Thank you for pointing out the missing citations! We will add them to our manuscript.

[1] Ahmadian, Arash, et al. "The multilingual alignment prism: Aligning global and local preferences to reduce harm." Proceedings of the 2024 Conference on Empirical Methods in Natural Language Processing [2] Kocmi, Tom, et al. "Findings of the 2022 conference on machine translation (WMT22)." Proceedings of the Seventh Conference on Machine Translation (WMT). 2022. [3] Kocmi, Tom, et al. "Findings of the 2023 Conference on Machine Translation (WMT23): LLMs Are Here but Not Quite There Yet." Proceedings of the Eighth Conference on Machine Translation. 2023. [4] Federmann, Christian. "Appraise evaluation framework for machine translation." Proceedings of the 27th International Conference on Computational Linguistics: System Demonstrations. 2018.

评论

Thanks for the response. I maintain my score.

审稿意见
7

This paper proposes a new state-of-the-art multilingual safety model called POLYGUARD, as well as POLYGUARDMIX (which is the largest multilingual safety training corpus containing 1.91M samples across 17 languages) and POLYGUARDPROMPTS (which is a high-quality multilingual benchmark dataset with 29K samples). Extensive experiment results show the superior performance of POLYGUARD compared with existing state-of-the-art open-weight and closed-source safety classifiers.

接收理由

  1. The proposed dataset with multiple languages contains both the training and test datasets, which is expected to guide the development of multilingual LLM safety.
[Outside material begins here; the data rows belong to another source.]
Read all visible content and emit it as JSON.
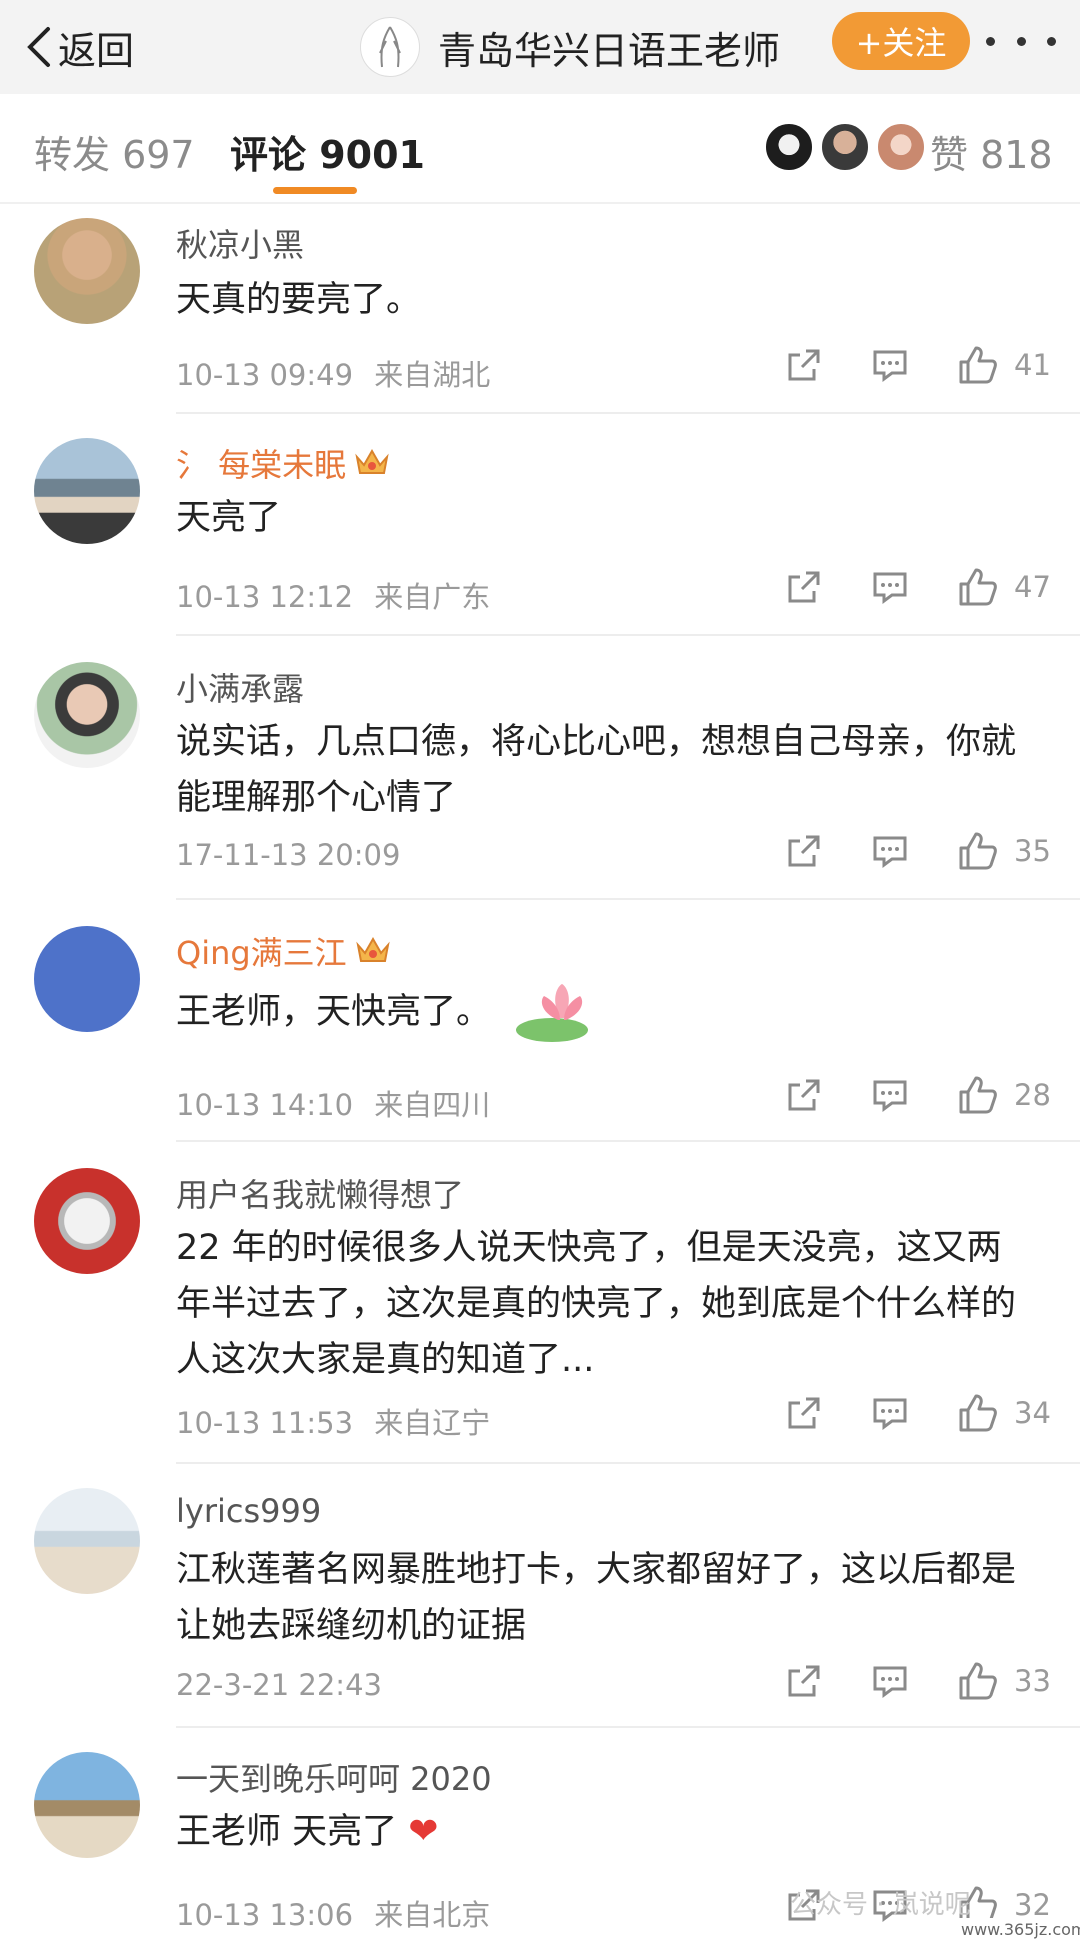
{
  "header": {
    "back_label": "返回",
    "title": "青岛华兴日语王老师",
    "follow_label": "+关注"
  },
  "tabs": {
    "repost": "转发 697",
    "comments": "评论 9001",
    "likes": "赞 818"
  },
  "comments": [
    {
      "name": "秋凉小黑",
      "text": "天真的要亮了。",
      "time": "10-13 09:49",
      "location": "来自湖北",
      "likes": "41"
    },
    {
      "name": "氵 每棠未眠",
      "text": "天亮了",
      "time": "10-13 12:12",
      "location": "来自广东",
      "likes": "47"
    },
    {
      "name": "小满承露",
      "text": "说实话，几点口德，将心比心吧，想想自己母亲，你就能理解那个心情了",
      "time": "17-11-13 20:09",
      "location": "",
      "likes": "35"
    },
    {
      "name": "Qing满三江",
      "text": "王老师，天快亮了。",
      "time": "10-13 14:10",
      "location": "来自四川",
      "likes": "28"
    },
    {
      "name": "用户名我就懒得想了",
      "text": "22 年的时候很多人说天快亮了，但是天没亮，这又两年半过去了，这次是真的快亮了，她到底是个什么样的人这次大家是真的知道了...",
      "time": "10-13 11:53",
      "location": "来自辽宁",
      "likes": "34"
    },
    {
      "name": "lyrics999",
      "text": "江秋莲著名网暴胜地打卡，大家都留好了，这以后都是让她去踩缝纫机的证据",
      "time": "22-3-21 22:43",
      "location": "",
      "likes": "33"
    },
    {
      "name": "一天到晚乐呵呵 2020",
      "text": "王老师 天亮了",
      "time": "10-13 13:06",
      "location": "来自北京",
      "likes": "32"
    }
  ],
  "watermark": "公众号 · 岚说呢",
  "site_mark": "www.365jz.com",
  "colors": {
    "accent": "#f29a35",
    "vip_name": "#e6783b",
    "heart": "#e53935"
  }
}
  2. The proposed model achieves good empirical performance compared with existing state-of-the-art baselines, which can be helpful as open-source safety detectors.
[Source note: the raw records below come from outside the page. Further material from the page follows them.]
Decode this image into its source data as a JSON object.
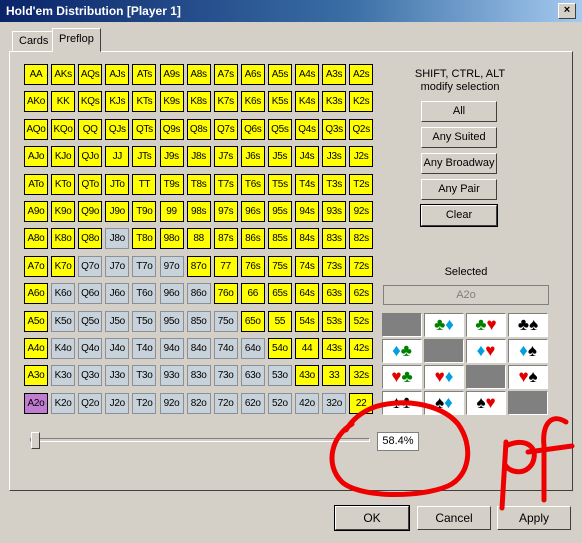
{
  "window": {
    "title": "Hold'em Distribution [Player 1]",
    "close_label": "×"
  },
  "tabs": [
    {
      "label": "Cards"
    },
    {
      "label": "Preflop"
    }
  ],
  "hint": {
    "line1": "SHIFT, CTRL, ALT",
    "line2": "modify selection"
  },
  "buttons": {
    "all": "All",
    "suited": "Any Suited",
    "broadway": "Any Broadway",
    "pair": "Any Pair",
    "clear": "Clear"
  },
  "selected": {
    "label": "Selected",
    "value": "A2o"
  },
  "slider": {
    "percent_text": "58.4%",
    "position": 0.0
  },
  "footer": {
    "ok": "OK",
    "cancel": "Cancel",
    "apply": "Apply"
  },
  "annotation": {
    "text": "pf",
    "color": "#ee0000"
  },
  "colors": {
    "selected_cell": "#ffff00",
    "unselected_cell": "#c8d2da",
    "highlight_cell": "#c07cd0"
  },
  "matrix": [
    [
      [
        "AA",
        "y"
      ],
      [
        "AKs",
        "y"
      ],
      [
        "AQs",
        "y"
      ],
      [
        "AJs",
        "y"
      ],
      [
        "ATs",
        "y"
      ],
      [
        "A9s",
        "y"
      ],
      [
        "A8s",
        "y"
      ],
      [
        "A7s",
        "y"
      ],
      [
        "A6s",
        "y"
      ],
      [
        "A5s",
        "y"
      ],
      [
        "A4s",
        "y"
      ],
      [
        "A3s",
        "y"
      ],
      [
        "A2s",
        "y"
      ]
    ],
    [
      [
        "AKo",
        "y"
      ],
      [
        "KK",
        "y"
      ],
      [
        "KQs",
        "y"
      ],
      [
        "KJs",
        "y"
      ],
      [
        "KTs",
        "y"
      ],
      [
        "K9s",
        "y"
      ],
      [
        "K8s",
        "y"
      ],
      [
        "K7s",
        "y"
      ],
      [
        "K6s",
        "y"
      ],
      [
        "K5s",
        "y"
      ],
      [
        "K4s",
        "y"
      ],
      [
        "K3s",
        "y"
      ],
      [
        "K2s",
        "y"
      ]
    ],
    [
      [
        "AQo",
        "y"
      ],
      [
        "KQo",
        "y"
      ],
      [
        "QQ",
        "y"
      ],
      [
        "QJs",
        "y"
      ],
      [
        "QTs",
        "y"
      ],
      [
        "Q9s",
        "y"
      ],
      [
        "Q8s",
        "y"
      ],
      [
        "Q7s",
        "y"
      ],
      [
        "Q6s",
        "y"
      ],
      [
        "Q5s",
        "y"
      ],
      [
        "Q4s",
        "y"
      ],
      [
        "Q3s",
        "y"
      ],
      [
        "Q2s",
        "y"
      ]
    ],
    [
      [
        "AJo",
        "y"
      ],
      [
        "KJo",
        "y"
      ],
      [
        "QJo",
        "y"
      ],
      [
        "JJ",
        "y"
      ],
      [
        "JTs",
        "y"
      ],
      [
        "J9s",
        "y"
      ],
      [
        "J8s",
        "y"
      ],
      [
        "J7s",
        "y"
      ],
      [
        "J6s",
        "y"
      ],
      [
        "J5s",
        "y"
      ],
      [
        "J4s",
        "y"
      ],
      [
        "J3s",
        "y"
      ],
      [
        "J2s",
        "y"
      ]
    ],
    [
      [
        "ATo",
        "y"
      ],
      [
        "KTo",
        "y"
      ],
      [
        "QTo",
        "y"
      ],
      [
        "JTo",
        "y"
      ],
      [
        "TT",
        "y"
      ],
      [
        "T9s",
        "y"
      ],
      [
        "T8s",
        "y"
      ],
      [
        "T7s",
        "y"
      ],
      [
        "T6s",
        "y"
      ],
      [
        "T5s",
        "y"
      ],
      [
        "T4s",
        "y"
      ],
      [
        "T3s",
        "y"
      ],
      [
        "T2s",
        "y"
      ]
    ],
    [
      [
        "A9o",
        "y"
      ],
      [
        "K9o",
        "y"
      ],
      [
        "Q9o",
        "y"
      ],
      [
        "J9o",
        "y"
      ],
      [
        "T9o",
        "y"
      ],
      [
        "99",
        "y"
      ],
      [
        "98s",
        "y"
      ],
      [
        "97s",
        "y"
      ],
      [
        "96s",
        "y"
      ],
      [
        "95s",
        "y"
      ],
      [
        "94s",
        "y"
      ],
      [
        "93s",
        "y"
      ],
      [
        "92s",
        "y"
      ]
    ],
    [
      [
        "A8o",
        "y"
      ],
      [
        "K8o",
        "y"
      ],
      [
        "Q8o",
        "y"
      ],
      [
        "J8o",
        "n"
      ],
      [
        "T8o",
        "y"
      ],
      [
        "98o",
        "y"
      ],
      [
        "88",
        "y"
      ],
      [
        "87s",
        "y"
      ],
      [
        "86s",
        "y"
      ],
      [
        "85s",
        "y"
      ],
      [
        "84s",
        "y"
      ],
      [
        "83s",
        "y"
      ],
      [
        "82s",
        "y"
      ]
    ],
    [
      [
        "A7o",
        "y"
      ],
      [
        "K7o",
        "y"
      ],
      [
        "Q7o",
        "n"
      ],
      [
        "J7o",
        "n"
      ],
      [
        "T7o",
        "n"
      ],
      [
        "97o",
        "n"
      ],
      [
        "87o",
        "y"
      ],
      [
        "77",
        "y"
      ],
      [
        "76s",
        "y"
      ],
      [
        "75s",
        "y"
      ],
      [
        "74s",
        "y"
      ],
      [
        "73s",
        "y"
      ],
      [
        "72s",
        "y"
      ]
    ],
    [
      [
        "A6o",
        "y"
      ],
      [
        "K6o",
        "n"
      ],
      [
        "Q6o",
        "n"
      ],
      [
        "J6o",
        "n"
      ],
      [
        "T6o",
        "n"
      ],
      [
        "96o",
        "n"
      ],
      [
        "86o",
        "n"
      ],
      [
        "76o",
        "y"
      ],
      [
        "66",
        "y"
      ],
      [
        "65s",
        "y"
      ],
      [
        "64s",
        "y"
      ],
      [
        "63s",
        "y"
      ],
      [
        "62s",
        "y"
      ]
    ],
    [
      [
        "A5o",
        "y"
      ],
      [
        "K5o",
        "n"
      ],
      [
        "Q5o",
        "n"
      ],
      [
        "J5o",
        "n"
      ],
      [
        "T5o",
        "n"
      ],
      [
        "95o",
        "n"
      ],
      [
        "85o",
        "n"
      ],
      [
        "75o",
        "n"
      ],
      [
        "65o",
        "y"
      ],
      [
        "55",
        "y"
      ],
      [
        "54s",
        "y"
      ],
      [
        "53s",
        "y"
      ],
      [
        "52s",
        "y"
      ]
    ],
    [
      [
        "A4o",
        "y"
      ],
      [
        "K4o",
        "n"
      ],
      [
        "Q4o",
        "n"
      ],
      [
        "J4o",
        "n"
      ],
      [
        "T4o",
        "n"
      ],
      [
        "94o",
        "n"
      ],
      [
        "84o",
        "n"
      ],
      [
        "74o",
        "n"
      ],
      [
        "64o",
        "n"
      ],
      [
        "54o",
        "y"
      ],
      [
        "44",
        "y"
      ],
      [
        "43s",
        "y"
      ],
      [
        "42s",
        "y"
      ]
    ],
    [
      [
        "A3o",
        "y"
      ],
      [
        "K3o",
        "n"
      ],
      [
        "Q3o",
        "n"
      ],
      [
        "J3o",
        "n"
      ],
      [
        "T3o",
        "n"
      ],
      [
        "93o",
        "n"
      ],
      [
        "83o",
        "n"
      ],
      [
        "73o",
        "n"
      ],
      [
        "63o",
        "n"
      ],
      [
        "53o",
        "n"
      ],
      [
        "43o",
        "y"
      ],
      [
        "33",
        "y"
      ],
      [
        "32s",
        "y"
      ]
    ],
    [
      [
        "A2o",
        "h"
      ],
      [
        "K2o",
        "n"
      ],
      [
        "Q2o",
        "n"
      ],
      [
        "J2o",
        "n"
      ],
      [
        "T2o",
        "n"
      ],
      [
        "92o",
        "n"
      ],
      [
        "82o",
        "n"
      ],
      [
        "72o",
        "n"
      ],
      [
        "62o",
        "n"
      ],
      [
        "52o",
        "n"
      ],
      [
        "42o",
        "n"
      ],
      [
        "32o",
        "n"
      ],
      [
        "22",
        "y"
      ]
    ]
  ],
  "suit_combos": [
    [
      [],
      [
        "club-g",
        "diamond"
      ],
      [
        "club-g",
        "heart"
      ],
      [
        "club",
        "spade"
      ]
    ],
    [
      [
        "diamond",
        "club-g"
      ],
      [],
      [
        "diamond",
        "heart"
      ],
      [
        "diamond",
        "spade"
      ]
    ],
    [
      [
        "heart",
        "club-g"
      ],
      [
        "heart",
        "diamond"
      ],
      [],
      [
        "heart",
        "spade"
      ]
    ],
    [
      [
        "spade",
        "club"
      ],
      [
        "spade",
        "diamond"
      ],
      [
        "spade",
        "heart"
      ],
      []
    ]
  ]
}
  3. This paper is overall well-written and easy to follow.

拒绝理由

I do not see any major problem. The authors are suggested to add more discussions about language-specific performance of POLYGUARD, which may provide insights into the improvement of safety detectors' performance on low-resource languages.

评论

Thank you for your review! As per your suggestions, we plan to include the following results and discussion, which will shed light on gaps in safety for low-resource languages.

  • Aggregating results on benchmarks grouped by language resource level and observing the delta between high, medium, and low resource languages
  • Additional results and analysis on the Aya RedTeaming dataset [1], which consists of high and low-resource languages

[1] Ahmadian, Arash, et al. "The multilingual alignment prism: Aligning global and local preferences to reduce harm." Proceedings of the 2024 Conference on Empirical Methods in Natural Language Processing

最终决定

This paper develops a safety content moderation tool in 17 languages, is a very impactful paper for a community that is underserved for multilingual and tends to rely on llamaguard, which has very limited multilingual coverage. 17 languages is a significant expansion. It also adds datasets that are in translation but have undergone quality checks.
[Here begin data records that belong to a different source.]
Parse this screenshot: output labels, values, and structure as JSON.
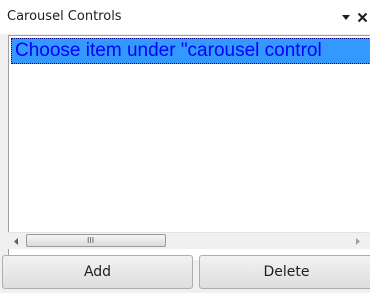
{
  "panel": {
    "title": "Carousel Controls",
    "pin_icon": "dropdown-triangle-icon",
    "close_icon": "close-icon",
    "close_glyph": "×"
  },
  "list": {
    "items": [
      {
        "label": "Choose item under \"carousel control",
        "selected": true
      }
    ],
    "selection_color": "#3399ff",
    "text_color": "#0000ff"
  },
  "scrollbar": {
    "left_icon": "scroll-left-arrow-icon",
    "right_icon": "scroll-right-arrow-icon",
    "grip": "III"
  },
  "buttons": {
    "add_label": "Add",
    "delete_label": "Delete"
  }
}
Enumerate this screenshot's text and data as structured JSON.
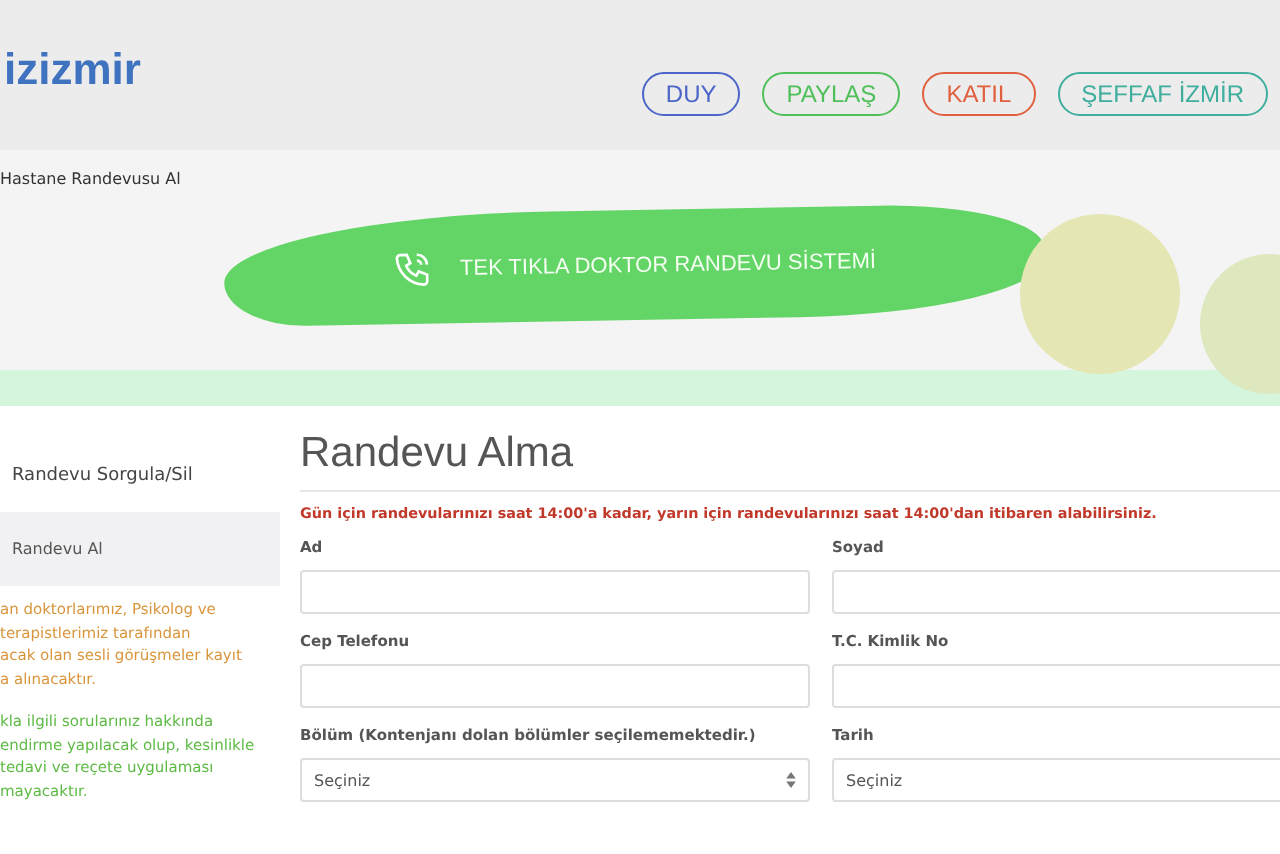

The few concerns with the paper were very thoroughly addressed by the authors -- the authors addressed bW1v's theory on artifacts in the dataset with an additional experiment on a dataset for generalisation, and they backed up their annotator agreement scores with strong understanding of literature. They add an overview of latency as a reviewer requested.

Given both the reviews and responses I find no issues with the scientific soundness of this paper and it is a valuable addition to the community. I encourage the authors to make all the modifications in the camera ready that they discussed in the response period.

I will also note that this is one of the more unanimous review sets I have ever encountered in the past few years, paired with convincing and thorough author responses.